In technical terms, Colour is a modular harmonics generator, designed to produce analog sound coloration on the cheap. In layman’s terms, it’s a filter designed to recreate the sound you’d hear on a cassette tape or a vinyl record. In millennials’ terms, it’s an Instagram filter for sound.
Colour’s success has Goodwyn up for one of the ultimate honors a Philly developer could achieve: a Philly Geek Award, which will get handed out this Saturday. It’s nominated for “IRL Project of the Year,” along with the Philadelphia History Truck and a Penn-created upper body exoskeleton called the Titan Arm.
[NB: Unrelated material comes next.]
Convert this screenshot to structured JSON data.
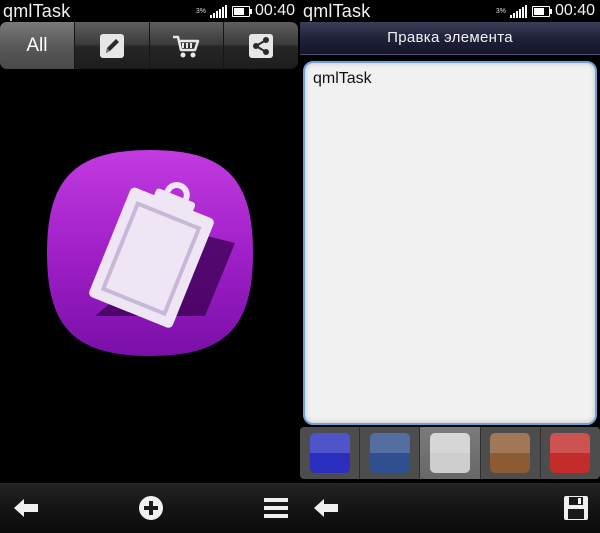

“[Colour's] been hugely, incredibly, humblingly successful, and the Geek Award is kind of the icing on that,” Goodwyn says. “Just to have real customers buying it was the awesome thing, and then to get honored for it is cool.”
A product of the midwest—you can tell from his almost-perpetual smile—Goodwyn and his wife moved to Philly “totally random[ly]” after a yearlong jaunt in South Korea, but seem like they’re here to stay.
“Nothing ties us to Philly except that we really like it and the startup atmosphere is great, the music atmosphere is incredible,” Peterson says.
Goodwyn and his fellow full-timers at NextFab stand in clear defiance of the popular narrative of a “Brain Drain” robbing Philly of its best minds—startups in Philly aren’t just surviving, they’re thriving.
All the vagaries of the startup scene—angel investors and whatnot— and all the mundane problems of running any business fall to the wayside of Goodwyn’s dream of making DIY become option No. 1 for ambitious musicians.
“I would like [DIY] to be an integral part of what it means to record your own music,” he says. “That every person who says: ‘Oh, I need a new microphone,’ immediately thinks: ‘Okay. Well, should I build it or should I buy assembled?,” and knows that they have that choice and also feels confident that if they did decide to build it, they could do it.
“And of course, I want everybody, when they do decide that they want to build it, to come to us.”